Advent International is currently investing the $17.5 billion raised for its ninth private equity fund, which launched in 2018. The Boston-based firm ranked 13th in affiliate title’s Private Equity International’s latest list of the top 300 private equity firms by capital raised over the last five years.

Advent’s priority is to enhance sustainability in its core private equity programme, Brocklebank told New Private Markets.

“I want responsible investment to be a core part of everything we do in the main fund,” he said.

One step Advent has taken towards this goal is adopting S&P Global’s Corporate Sustainability Assessment last month. Advent is the only private markets firm to adopt the CSA, which assesses a company’s ESG risk exposure and performance against sector-specific benchmarks. The firm plans to use the CSA to assess potential deals and to measure the ESG progress of its own operations and a selection of portfolio companies.

Advent signed the UN-backed Principles for Responsible Investing in May 2018 and became a TCFD supporter in March 2020. And it uses the SASB materiality sector index to identify ESG risks and opportunities when it invests in a company. So why has Advent adopted another ESG assessment strategy?

S&P’s CSA goes into more depth than other frameworks and is tailored to the responding company’s specific industry, said Jarlyth Gibson, director of risk management and ESG at Advent. “SASB takes a higher-level approach. They have a materiality matrix. Whereas S&P might have 80-100 very specific questions, SASB might have 10-12 areas of consideration. SASB gives framework and guidance. S&P is an assessment.”

Using the S&P CSA will also help Advent’s investor base, who are asking – said Brocklebank – for more data.

“Investors have different drivers. Some are caught up in the SFDR themselves, so they need a set of data and they’re trying to figure out ‘How am I going to get this so I can comply’, like insurance companies. Some, like large pension plans, have made net zero commitments, so they’re looking through to their GPs and the underlying portfolio companies, trying to understand where these climate metrics are going to come from,” said Gibson.

But Brocklebank and Gibson insist that the main instigator for this S&P partnership was Advent’s own sustainability ambitions, and not those of its investors.

“We run our business on sector lines; this gives us the opportunity to benchmark our companies against what best-in-class looks like in that particular sector,” said Brocklebank.

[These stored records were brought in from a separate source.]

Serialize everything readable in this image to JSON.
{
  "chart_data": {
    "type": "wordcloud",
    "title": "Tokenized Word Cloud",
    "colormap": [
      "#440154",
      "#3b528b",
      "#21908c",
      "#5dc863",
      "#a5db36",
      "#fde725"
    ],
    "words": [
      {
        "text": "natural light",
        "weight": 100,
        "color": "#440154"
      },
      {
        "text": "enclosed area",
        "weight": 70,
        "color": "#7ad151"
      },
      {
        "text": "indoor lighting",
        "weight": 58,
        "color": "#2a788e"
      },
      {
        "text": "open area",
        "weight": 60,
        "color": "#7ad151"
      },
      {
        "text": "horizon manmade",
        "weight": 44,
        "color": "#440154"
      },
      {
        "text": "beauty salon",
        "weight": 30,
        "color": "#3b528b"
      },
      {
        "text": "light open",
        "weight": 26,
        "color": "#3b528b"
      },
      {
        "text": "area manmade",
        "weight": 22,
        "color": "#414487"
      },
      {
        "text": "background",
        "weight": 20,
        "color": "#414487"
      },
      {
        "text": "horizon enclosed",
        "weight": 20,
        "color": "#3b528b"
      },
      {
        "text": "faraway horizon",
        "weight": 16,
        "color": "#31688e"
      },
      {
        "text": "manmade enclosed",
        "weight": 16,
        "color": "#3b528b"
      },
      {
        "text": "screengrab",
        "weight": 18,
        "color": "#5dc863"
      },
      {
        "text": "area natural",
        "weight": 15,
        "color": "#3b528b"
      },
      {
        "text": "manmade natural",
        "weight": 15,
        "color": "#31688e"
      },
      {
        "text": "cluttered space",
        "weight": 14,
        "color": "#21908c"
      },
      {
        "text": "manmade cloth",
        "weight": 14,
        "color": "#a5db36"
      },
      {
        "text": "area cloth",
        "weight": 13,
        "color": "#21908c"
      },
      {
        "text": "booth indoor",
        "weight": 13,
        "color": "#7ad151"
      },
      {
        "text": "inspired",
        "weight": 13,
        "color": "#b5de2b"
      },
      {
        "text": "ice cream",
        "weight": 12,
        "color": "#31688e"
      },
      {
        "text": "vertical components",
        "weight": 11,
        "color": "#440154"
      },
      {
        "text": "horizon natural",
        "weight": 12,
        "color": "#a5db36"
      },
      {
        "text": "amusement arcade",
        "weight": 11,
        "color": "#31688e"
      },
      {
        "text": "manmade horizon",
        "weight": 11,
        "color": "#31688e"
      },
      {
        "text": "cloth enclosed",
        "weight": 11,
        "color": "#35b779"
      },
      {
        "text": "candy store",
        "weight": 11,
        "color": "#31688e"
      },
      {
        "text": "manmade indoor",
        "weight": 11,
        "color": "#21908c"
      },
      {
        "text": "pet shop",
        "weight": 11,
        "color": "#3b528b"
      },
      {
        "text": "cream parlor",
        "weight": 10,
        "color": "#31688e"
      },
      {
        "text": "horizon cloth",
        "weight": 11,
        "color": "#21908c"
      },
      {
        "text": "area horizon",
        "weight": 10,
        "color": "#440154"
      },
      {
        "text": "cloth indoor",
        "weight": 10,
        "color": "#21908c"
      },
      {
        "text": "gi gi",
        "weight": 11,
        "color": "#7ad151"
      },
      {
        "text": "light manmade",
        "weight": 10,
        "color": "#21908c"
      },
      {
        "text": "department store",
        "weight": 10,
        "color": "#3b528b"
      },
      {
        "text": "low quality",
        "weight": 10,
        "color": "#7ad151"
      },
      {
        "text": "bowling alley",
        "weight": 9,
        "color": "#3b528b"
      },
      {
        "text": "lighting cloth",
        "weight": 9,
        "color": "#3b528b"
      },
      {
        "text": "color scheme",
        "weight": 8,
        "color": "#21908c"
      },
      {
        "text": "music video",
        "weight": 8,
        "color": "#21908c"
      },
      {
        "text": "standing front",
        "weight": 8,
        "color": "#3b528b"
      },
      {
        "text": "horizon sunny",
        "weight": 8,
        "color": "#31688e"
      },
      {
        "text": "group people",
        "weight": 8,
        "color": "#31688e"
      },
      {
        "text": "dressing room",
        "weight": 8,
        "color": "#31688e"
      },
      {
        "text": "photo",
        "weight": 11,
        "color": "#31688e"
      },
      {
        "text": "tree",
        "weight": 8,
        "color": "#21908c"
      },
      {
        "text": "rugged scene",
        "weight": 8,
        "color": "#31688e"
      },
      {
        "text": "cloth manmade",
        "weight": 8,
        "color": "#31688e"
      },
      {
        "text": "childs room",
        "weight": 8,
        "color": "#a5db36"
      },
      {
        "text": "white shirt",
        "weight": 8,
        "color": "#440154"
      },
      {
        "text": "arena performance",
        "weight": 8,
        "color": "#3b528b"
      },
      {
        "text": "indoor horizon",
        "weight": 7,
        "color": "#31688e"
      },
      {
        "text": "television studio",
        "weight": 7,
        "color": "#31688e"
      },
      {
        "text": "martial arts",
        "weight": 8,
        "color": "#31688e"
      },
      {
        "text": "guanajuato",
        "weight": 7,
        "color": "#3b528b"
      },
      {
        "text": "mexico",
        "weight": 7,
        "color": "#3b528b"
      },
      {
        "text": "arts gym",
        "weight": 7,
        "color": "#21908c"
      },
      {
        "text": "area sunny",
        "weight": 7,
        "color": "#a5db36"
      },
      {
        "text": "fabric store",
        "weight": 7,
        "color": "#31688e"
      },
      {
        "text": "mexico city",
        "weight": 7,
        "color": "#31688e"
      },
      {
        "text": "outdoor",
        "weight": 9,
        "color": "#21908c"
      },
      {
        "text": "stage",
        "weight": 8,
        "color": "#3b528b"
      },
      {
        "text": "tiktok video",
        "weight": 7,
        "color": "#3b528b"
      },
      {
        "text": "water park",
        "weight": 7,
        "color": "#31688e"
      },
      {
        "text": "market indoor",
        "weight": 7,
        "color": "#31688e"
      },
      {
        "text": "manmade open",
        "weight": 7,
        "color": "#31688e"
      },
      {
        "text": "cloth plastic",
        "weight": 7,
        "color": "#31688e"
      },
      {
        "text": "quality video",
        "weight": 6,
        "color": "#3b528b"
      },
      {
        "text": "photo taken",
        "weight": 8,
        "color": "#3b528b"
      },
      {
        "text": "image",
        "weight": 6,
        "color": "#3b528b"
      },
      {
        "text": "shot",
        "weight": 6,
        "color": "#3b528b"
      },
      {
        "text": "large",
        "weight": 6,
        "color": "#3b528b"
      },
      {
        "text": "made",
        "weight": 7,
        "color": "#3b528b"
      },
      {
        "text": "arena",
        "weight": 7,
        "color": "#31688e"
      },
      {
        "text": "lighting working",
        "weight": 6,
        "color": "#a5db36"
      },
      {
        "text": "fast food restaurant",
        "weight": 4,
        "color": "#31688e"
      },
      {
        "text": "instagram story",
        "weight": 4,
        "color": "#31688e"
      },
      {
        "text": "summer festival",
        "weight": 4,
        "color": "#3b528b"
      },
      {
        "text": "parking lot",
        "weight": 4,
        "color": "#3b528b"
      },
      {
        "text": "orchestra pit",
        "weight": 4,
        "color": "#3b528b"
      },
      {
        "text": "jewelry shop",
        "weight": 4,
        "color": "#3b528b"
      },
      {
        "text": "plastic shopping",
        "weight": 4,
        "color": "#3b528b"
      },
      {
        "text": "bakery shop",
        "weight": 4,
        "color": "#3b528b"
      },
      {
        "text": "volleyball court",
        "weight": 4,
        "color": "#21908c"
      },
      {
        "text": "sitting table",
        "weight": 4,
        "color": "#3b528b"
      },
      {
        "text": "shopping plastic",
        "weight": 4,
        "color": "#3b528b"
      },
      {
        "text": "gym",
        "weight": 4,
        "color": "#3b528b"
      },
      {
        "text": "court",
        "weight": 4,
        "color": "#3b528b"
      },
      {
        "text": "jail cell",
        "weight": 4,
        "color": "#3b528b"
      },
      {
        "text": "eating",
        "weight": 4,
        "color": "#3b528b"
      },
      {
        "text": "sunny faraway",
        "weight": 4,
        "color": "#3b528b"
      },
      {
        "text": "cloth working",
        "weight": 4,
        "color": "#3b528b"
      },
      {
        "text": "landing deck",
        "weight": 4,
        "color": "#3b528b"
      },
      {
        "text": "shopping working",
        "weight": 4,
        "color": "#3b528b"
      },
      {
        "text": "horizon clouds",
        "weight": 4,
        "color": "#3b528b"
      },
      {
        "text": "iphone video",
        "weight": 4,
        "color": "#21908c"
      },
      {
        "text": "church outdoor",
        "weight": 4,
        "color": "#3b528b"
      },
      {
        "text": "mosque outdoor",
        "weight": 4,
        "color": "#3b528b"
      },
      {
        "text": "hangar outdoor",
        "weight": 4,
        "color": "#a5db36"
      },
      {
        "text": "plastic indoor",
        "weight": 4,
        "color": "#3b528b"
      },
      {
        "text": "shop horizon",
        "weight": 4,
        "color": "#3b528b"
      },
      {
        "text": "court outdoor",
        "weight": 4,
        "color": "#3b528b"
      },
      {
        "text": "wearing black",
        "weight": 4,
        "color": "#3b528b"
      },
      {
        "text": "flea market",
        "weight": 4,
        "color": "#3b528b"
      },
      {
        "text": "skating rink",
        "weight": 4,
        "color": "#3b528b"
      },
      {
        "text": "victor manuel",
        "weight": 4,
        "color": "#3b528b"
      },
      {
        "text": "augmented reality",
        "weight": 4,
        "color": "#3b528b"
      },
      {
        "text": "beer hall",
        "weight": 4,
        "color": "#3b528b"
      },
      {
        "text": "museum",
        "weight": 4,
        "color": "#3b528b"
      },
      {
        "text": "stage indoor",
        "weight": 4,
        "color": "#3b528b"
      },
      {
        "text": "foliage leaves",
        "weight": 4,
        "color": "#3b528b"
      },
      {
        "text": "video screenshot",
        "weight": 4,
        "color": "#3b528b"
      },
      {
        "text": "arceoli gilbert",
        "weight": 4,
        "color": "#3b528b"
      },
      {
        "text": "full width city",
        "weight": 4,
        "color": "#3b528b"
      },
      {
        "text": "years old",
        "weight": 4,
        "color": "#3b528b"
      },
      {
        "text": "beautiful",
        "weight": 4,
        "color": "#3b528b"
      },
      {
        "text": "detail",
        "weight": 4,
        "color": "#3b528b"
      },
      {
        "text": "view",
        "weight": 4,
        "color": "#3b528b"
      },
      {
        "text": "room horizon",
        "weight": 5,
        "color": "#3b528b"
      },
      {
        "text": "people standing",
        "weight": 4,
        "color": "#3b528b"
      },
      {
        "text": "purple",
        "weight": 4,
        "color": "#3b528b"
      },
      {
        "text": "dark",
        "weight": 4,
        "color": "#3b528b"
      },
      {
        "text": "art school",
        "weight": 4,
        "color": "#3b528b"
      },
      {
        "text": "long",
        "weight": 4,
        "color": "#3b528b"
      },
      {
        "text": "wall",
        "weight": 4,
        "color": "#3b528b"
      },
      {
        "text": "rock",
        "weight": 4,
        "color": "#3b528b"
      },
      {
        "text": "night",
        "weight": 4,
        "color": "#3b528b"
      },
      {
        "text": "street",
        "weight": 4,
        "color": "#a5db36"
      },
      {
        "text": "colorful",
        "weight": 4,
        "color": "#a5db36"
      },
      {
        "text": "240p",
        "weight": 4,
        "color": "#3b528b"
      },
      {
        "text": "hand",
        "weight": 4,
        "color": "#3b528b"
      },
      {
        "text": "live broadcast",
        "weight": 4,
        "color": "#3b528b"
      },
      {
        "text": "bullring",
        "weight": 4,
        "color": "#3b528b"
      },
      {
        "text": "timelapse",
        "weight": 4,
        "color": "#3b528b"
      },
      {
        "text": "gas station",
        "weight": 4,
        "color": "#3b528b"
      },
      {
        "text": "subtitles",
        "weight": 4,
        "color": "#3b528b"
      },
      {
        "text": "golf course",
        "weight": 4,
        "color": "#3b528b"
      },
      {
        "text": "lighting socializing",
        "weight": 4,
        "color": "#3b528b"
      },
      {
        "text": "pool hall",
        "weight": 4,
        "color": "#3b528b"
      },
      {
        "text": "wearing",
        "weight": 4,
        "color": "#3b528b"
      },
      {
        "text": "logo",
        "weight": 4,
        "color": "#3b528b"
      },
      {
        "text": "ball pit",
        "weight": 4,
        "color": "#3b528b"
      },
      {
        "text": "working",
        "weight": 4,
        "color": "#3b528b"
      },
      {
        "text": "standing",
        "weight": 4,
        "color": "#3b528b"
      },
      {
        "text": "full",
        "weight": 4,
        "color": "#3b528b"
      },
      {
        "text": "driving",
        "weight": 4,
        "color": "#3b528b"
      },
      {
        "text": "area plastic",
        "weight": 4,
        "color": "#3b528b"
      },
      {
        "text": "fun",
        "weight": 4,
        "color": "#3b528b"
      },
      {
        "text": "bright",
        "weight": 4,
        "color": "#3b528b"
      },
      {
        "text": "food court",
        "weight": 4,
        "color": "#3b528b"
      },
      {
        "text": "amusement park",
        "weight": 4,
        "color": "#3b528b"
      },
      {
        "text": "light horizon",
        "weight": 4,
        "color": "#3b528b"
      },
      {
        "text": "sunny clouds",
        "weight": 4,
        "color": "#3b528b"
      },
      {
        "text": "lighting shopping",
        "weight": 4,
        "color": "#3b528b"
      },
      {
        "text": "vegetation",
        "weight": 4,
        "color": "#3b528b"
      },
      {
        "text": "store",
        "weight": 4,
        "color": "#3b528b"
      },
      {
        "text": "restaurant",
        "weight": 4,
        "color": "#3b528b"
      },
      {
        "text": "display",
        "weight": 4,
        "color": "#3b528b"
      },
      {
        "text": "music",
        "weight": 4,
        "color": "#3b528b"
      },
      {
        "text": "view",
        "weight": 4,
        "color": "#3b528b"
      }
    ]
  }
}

Advent may reconsider its position on dedicated impact funds. “I don’t rule anything in or out. We’re always looking at ways we can continue to improve our sustainability profile,” Brocklebank said.

The question of whether to raise a dedicated impact fund is one that has been discussed at many large private markets firms. Some, like Apax and Bain, have opted for a dedicated impact strategy, while others, such as EQT and Carlyle, share Advent’s view that impact needs to be applied across the entire portfolio.

Megan Starr, global impact head at Carlyle, recently told PEI Media’s Impact Investment Forum that Carlyle doesn’t have a dedicated impact strategy because “we don’t see a binary of good companies and bad companies”. Across the spectrum of Carlyle’s investments, “we saw impact as less of a product and more of a process. We try to think about how these issues are systematically important across our portfolio”.

Less than a quarter of private equity investors are “not looking at” investing for impact, according to a recent survey of 209 private equity investors by PwC.